The sales price covers rights to operate the 263-room hotel within the Old Post Office building which is leased from the federal government.

RELATED: Donald Trump Actually Lost $70M on His D.C. Hotel While in Office, Congressional Investigators Say

Washington real estate players are reportedly surprised at the high price tag of a hotel that lost more than $70 million during the four years of the Trump presidency.

In 2020, the average price of a hotel in D.C. was $354,000 per room, The New York Times reports, while the Trumps sold theirs for what adds up to be well over $1 million per room.

The family could make as much as $100 million in profit from the sale, sources close to the private deal told the AP.

After completing a $200 million renovation, the hotel opened before the 2016 election that sent Trump to the White House, according to the Times.

Donald Trump, 2016 Republican presidential nominee, center, cuts a ribbon with his sons Donald Trump Jr., from left, Eric Trump, his wife Melania Trump and his daughters Tiffany Trump and Ivanka Trump during the grand opening ceremony of the Trump International Hotel in Washington, D.C., U.S., on Wednesday, Oct. 26, 2016. The Trump Organization has eight hotels in the U.S. and seven in other countries.
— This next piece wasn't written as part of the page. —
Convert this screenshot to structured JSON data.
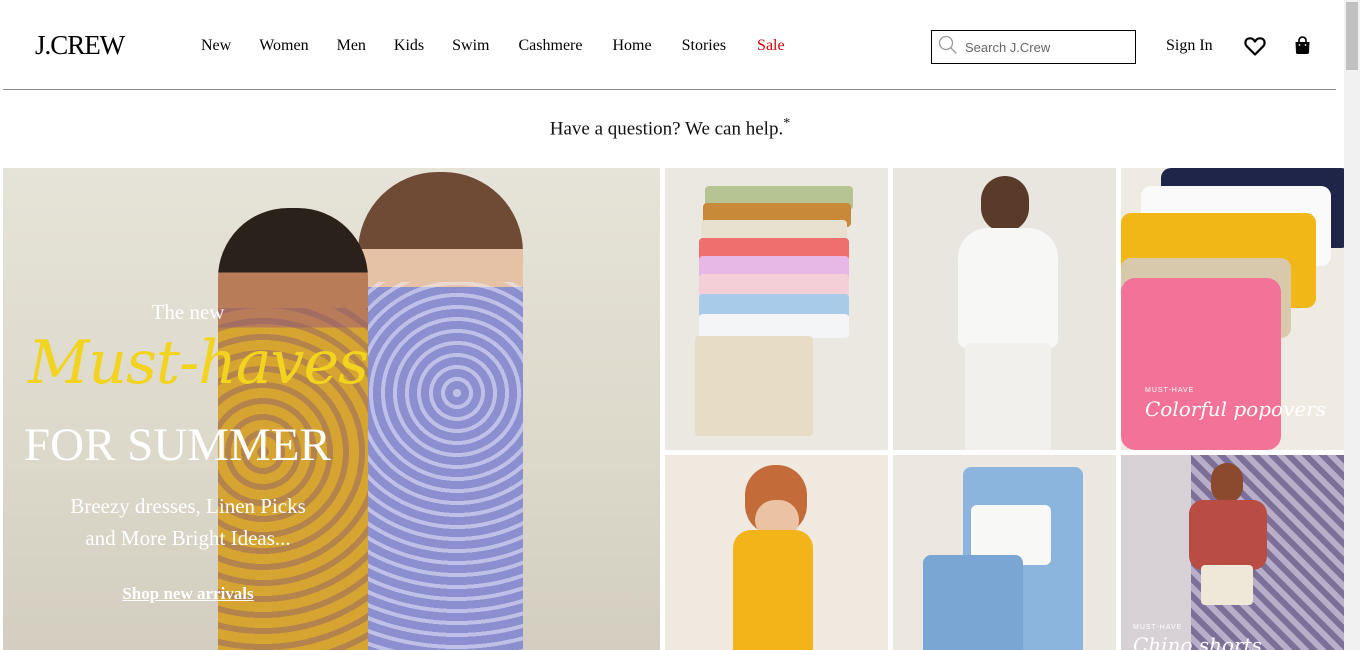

The Trump International Hotel Washington, D.C. is housed in the 1899 Romanesque Revival-style Old Post Office on Pennsylvania Avenue

Andrew Harrer/Bloomberg via Getty Images

"We took a dilapidated and underutilized building and transformed it into one of the most iconic hotels in the world," Eric Trump, the former president's son and an executive vice president at the Trump Organization, said in a statement announcing the deal.

During the Trump's four-year term, the hotel became a hub for the president's supporters, administration officials, lobbyists, Republican lawmakers, campaign staffers and visiting foreign dignitaries who would have paid for rooms, drinks, food and other services.

Critics said this created perpetual ethics issues.

RELATED: Trump Org Asked Federal Government to Change D.C. Hotel Lease amid Coronavirus Shutdown: Reports

House Democrats in Oct. 2021 revealed findings of an investigation into Trump's personal business dealings during his time in the White House, citing the Constitution's emoluments clause, forbidding a president from personally benefiting from foreign powers.

The investigators said their analysis showed Trump's hotel had "received an estimated $3.7 million in payments from foreign governments" from 2017 through 2020.

Trump, for his part, has long insisted maintaining his businesses while president was a burden, not a blessing. He claimed in 2019 his political turn had cost him at least $2 billion.